Au cours de cette 3e session, les membres du Comité de pilotage national du projet ont eu à échanger, entre autres, sur les niveaux d’exécution des activités réalisées pendant la période de janvier à décembre 2018 ; le plan d’action et le budget 2019. Le projet : “Contribution à l’insertion professionnelle et au renforcement de la résilience des jeunes en milieu rural dans le Centre Sud au Mali” est financé par le Grand-duché du Luxembourg. Il vise la création d’au moins 200 nouveaux emplois directs et l’amélioration de la qualité d’environ 500 emplois pour les jeunes femmes et hommes en milieu rural.

La mise en œuvre du projet est assurée par l’Organisation des Nations Unies pour l’alimentation et l’agriculture (Fao) en partenariat avec le Ministère de l’Emploi et de la Formation professionnelle. S’inscrivant dans une démarche d’appui à la politique générale du gouvernement du Mali visant la réduction de la pauvreté rurale et une meilleure sécurité alimentaire des populations, ce projet vise à favoriser l’insertion des jeunes ruraux (femmes et hommes) dans les secteurs de production axés essentiellement sur les filières riz, fonio et sésame tout en leur permettant d’accéder à des emplois décents.

Le projet intervient dans 20 communes des régions de Ségou, notamment dans les cercles de Ségou (Sakoïba, Dioro, Katiéna, NGoumandougou), Bla (Touna, Fani, Koulandougou, Falo), San (Sy, Tènè, San, Kimparana), Tominian (Timissa, Fangasso, Tominian, Madiakuy) et  de Sikasso dans le cercle de Yorosso (Yorosso, Boura, Koumbia, Mahou).

Les recommandations

de la 2e session

Une première révision budgétaire sans coût additionnel a été acceptée en 2018 par le Grand-duché de Luxembourg avec une période de prolongation de janvier à décembre 2019. Après l’évaluation à mi-parcours du PIC III, l’une des recommandations formulées a été la prolongation du projet pour une année de janvier à décembre 2020. Pour ce faire la FAO a élaboré et soumis pour validation un plan de travail et son budget au Grand-duché du Luxembourg.

La 3e session du Comité de pilotage national du projet est consécutive à la 2e réunion dont les principales recommandations formulées sont, entre autres, de développer des actions de synergie avec des projets, des agences et des organisations qui s’occupent de l’insertion des jeunes comme le Fier, l’Apej, le Fenajer, etc. ; d’initier la capitalisation des acquis du projet avec les partenaires du programme MLI022, notamment Luxdev, SOS faim, Bureau international du travail (Bit), etc. ; d’améliorer la prise en compte de l’approche Genre dans la mise en œuvre du projet et l’insertion des jeunes à travers la mise en œuvre des activités pendant la saison sèche comme l’embouche, le maraîchage et l’aviculture ; de respecter la périodicité de la tenue du Comité du pilotage ; de faire ressortir la participation dd l’Etat à travers le budget spécial d’investissement ou tout autre appui dans le rapport d’activités.

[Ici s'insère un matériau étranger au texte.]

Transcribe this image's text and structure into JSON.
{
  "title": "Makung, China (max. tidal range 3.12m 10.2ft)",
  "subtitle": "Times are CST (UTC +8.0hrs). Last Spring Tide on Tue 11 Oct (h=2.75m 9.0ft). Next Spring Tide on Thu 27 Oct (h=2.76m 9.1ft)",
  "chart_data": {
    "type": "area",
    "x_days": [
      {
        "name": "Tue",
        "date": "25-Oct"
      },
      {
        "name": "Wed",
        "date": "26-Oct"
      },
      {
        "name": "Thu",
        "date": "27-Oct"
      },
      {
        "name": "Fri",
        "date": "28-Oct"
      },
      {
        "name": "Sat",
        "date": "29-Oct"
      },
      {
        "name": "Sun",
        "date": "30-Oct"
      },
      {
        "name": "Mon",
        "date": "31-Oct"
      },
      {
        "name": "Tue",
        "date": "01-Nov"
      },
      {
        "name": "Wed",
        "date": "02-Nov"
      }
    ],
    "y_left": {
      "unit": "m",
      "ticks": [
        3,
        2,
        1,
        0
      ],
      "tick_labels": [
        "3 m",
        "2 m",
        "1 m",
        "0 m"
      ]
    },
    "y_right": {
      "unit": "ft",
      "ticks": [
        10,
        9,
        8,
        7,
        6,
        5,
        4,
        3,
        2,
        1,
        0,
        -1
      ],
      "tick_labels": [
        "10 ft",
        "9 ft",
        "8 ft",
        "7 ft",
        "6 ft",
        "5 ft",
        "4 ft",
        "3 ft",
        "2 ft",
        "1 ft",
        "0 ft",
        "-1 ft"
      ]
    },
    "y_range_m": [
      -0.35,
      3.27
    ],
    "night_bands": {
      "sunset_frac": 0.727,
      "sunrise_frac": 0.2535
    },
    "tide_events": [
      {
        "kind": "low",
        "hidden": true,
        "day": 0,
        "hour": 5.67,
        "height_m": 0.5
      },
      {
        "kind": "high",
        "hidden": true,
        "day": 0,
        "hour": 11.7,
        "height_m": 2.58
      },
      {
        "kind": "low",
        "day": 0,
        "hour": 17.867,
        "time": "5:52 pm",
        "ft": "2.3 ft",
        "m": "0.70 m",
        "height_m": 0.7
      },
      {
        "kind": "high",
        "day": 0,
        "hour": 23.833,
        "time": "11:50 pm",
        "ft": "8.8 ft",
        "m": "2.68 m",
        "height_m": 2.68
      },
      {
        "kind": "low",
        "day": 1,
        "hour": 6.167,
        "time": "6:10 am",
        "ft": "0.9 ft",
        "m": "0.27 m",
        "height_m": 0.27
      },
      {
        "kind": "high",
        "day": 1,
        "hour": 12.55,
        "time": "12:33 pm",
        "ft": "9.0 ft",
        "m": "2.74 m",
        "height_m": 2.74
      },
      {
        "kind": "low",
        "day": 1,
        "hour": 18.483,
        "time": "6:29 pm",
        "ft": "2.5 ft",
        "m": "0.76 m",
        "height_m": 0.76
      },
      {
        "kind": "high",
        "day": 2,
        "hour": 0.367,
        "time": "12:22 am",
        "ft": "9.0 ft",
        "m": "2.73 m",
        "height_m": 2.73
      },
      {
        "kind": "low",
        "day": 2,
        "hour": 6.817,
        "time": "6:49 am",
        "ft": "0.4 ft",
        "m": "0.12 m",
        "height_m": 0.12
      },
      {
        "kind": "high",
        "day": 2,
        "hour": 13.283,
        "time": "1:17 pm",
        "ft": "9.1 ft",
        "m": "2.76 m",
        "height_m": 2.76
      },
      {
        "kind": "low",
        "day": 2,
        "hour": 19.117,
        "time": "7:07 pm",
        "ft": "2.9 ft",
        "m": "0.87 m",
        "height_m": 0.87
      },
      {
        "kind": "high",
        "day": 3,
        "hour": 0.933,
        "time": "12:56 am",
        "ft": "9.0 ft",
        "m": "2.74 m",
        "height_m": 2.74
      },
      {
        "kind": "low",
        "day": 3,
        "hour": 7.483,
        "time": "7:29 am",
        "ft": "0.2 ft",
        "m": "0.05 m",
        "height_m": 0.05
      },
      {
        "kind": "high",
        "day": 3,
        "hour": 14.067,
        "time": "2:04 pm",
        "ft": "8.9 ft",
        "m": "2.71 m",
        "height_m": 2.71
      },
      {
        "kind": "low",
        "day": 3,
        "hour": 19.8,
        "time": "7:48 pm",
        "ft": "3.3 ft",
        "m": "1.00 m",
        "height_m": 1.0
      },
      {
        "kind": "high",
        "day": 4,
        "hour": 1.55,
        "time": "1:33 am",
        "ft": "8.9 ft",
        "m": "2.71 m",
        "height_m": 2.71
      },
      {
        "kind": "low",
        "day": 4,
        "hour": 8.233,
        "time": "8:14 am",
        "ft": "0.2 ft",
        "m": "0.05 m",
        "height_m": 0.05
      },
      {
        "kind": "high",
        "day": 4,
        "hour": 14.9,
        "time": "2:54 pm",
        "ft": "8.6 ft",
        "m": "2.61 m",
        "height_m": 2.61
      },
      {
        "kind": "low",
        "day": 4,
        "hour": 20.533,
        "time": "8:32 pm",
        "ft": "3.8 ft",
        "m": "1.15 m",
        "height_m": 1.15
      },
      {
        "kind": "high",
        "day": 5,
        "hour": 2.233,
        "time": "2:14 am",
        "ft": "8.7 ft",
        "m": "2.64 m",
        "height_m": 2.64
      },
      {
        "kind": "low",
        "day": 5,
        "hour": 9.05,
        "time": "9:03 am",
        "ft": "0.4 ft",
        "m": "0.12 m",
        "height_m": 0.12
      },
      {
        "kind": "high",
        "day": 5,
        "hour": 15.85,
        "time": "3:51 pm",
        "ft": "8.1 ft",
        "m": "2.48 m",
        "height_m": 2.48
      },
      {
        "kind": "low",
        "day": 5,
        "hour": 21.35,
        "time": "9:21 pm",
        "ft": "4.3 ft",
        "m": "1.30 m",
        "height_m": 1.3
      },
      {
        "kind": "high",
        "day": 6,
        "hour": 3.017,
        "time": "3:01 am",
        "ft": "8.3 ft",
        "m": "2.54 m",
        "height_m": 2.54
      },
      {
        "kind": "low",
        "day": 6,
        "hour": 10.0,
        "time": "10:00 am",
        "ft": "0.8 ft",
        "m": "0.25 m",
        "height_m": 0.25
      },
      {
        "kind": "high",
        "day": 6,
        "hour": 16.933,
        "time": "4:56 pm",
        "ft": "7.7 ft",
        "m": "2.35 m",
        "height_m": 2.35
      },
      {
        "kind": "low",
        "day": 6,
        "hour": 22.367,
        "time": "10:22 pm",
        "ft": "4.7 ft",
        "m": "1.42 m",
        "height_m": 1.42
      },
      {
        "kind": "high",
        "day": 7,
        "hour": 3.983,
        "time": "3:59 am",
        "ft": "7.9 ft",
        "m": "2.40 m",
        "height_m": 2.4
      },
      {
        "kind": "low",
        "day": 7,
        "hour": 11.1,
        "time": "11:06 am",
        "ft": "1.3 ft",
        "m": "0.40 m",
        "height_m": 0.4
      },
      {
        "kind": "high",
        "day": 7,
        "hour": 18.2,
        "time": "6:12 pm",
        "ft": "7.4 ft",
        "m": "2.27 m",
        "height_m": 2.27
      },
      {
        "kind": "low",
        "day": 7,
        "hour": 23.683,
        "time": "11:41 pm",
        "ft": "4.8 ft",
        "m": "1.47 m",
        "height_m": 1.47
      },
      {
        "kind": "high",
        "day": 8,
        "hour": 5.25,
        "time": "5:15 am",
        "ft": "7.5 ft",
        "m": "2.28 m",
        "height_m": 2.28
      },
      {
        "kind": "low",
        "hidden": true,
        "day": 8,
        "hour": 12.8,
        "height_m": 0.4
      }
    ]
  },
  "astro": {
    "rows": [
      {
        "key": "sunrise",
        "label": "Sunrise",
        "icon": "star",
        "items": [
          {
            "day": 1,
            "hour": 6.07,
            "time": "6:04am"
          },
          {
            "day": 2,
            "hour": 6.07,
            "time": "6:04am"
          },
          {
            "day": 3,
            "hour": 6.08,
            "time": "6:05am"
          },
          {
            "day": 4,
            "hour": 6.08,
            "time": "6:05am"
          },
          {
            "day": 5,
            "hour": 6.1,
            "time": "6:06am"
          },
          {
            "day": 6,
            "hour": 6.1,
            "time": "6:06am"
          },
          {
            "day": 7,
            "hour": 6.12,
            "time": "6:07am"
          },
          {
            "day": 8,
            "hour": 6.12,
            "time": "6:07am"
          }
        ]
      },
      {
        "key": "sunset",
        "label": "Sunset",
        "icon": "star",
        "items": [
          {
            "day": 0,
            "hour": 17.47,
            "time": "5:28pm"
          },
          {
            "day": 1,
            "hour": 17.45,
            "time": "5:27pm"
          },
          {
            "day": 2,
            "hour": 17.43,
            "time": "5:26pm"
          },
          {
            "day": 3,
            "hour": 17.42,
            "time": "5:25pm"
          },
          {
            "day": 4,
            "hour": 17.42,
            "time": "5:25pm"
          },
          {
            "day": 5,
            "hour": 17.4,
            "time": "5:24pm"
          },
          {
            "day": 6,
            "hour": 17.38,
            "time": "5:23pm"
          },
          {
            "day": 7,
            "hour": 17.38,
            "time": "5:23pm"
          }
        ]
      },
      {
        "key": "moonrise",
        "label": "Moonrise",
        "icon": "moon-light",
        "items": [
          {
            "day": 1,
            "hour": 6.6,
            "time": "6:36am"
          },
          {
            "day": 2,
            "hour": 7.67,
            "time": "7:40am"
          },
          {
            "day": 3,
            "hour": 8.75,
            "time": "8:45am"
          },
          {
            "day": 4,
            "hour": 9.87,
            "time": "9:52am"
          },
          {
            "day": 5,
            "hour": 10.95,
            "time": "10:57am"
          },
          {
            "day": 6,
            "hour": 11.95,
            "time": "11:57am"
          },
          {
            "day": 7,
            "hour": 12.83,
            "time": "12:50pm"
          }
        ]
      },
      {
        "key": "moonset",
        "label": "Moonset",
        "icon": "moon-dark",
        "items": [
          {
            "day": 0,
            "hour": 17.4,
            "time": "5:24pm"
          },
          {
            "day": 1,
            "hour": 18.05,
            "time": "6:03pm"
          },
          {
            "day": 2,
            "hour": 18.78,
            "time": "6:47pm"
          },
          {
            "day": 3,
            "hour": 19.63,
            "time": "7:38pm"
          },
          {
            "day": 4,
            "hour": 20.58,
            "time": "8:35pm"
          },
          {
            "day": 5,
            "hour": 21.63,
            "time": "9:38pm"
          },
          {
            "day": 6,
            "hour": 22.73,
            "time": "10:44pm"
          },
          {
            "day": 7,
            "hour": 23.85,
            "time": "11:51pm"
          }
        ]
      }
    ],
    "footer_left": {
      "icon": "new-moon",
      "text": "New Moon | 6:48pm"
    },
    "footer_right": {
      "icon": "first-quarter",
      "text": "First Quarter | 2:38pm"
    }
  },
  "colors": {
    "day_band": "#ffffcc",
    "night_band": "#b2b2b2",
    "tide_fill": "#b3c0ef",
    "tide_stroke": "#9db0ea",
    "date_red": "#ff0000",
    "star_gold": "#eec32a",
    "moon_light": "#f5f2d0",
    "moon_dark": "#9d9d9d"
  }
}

La 3e session du Comité de pilotage du projet a été l’occasion pour ses membres d’apprécier les niveaux d’exécution des activités réalisées pendant la période de janvier à décembre 2018 et d’être informés sur le plan d’action et le budget 2019.

Me Jean Claude Sidibé : “Le gouvernement s’est fixé comme ambition une stratégie de croissance plus stable et créatrice d’emplois durables”

En ouvrant la session, le ministre de l’Emploi et de la Formation professionnelle, Me Jean Claude Sidibé, affirmera que le chômage, le sous emploi et la pauvreté qui sont au cœur de la demande sociale, constituent de nos jours un des sujets majeurs de préoccupation des pouvoirs publics maliens. C’est ainsi que le Grand-duché du Luxembourg, dans le cadre du Programme indicatif de coopération (PIC III, 2015-2019) appuie le gouvernement du Mali dans ses efforts visant à réduire la pauvreté, à travers un appui à la croissance inclusive et durable et la réduction de l’insécurité alimentaire ainsi que l’appui au retour de la paix et de la stabilité au Nord du Mali. A ses dires, le gouvernement s’est fixé comme ambition une stratégie de croissance plus stable et créatrice d’emplois durables.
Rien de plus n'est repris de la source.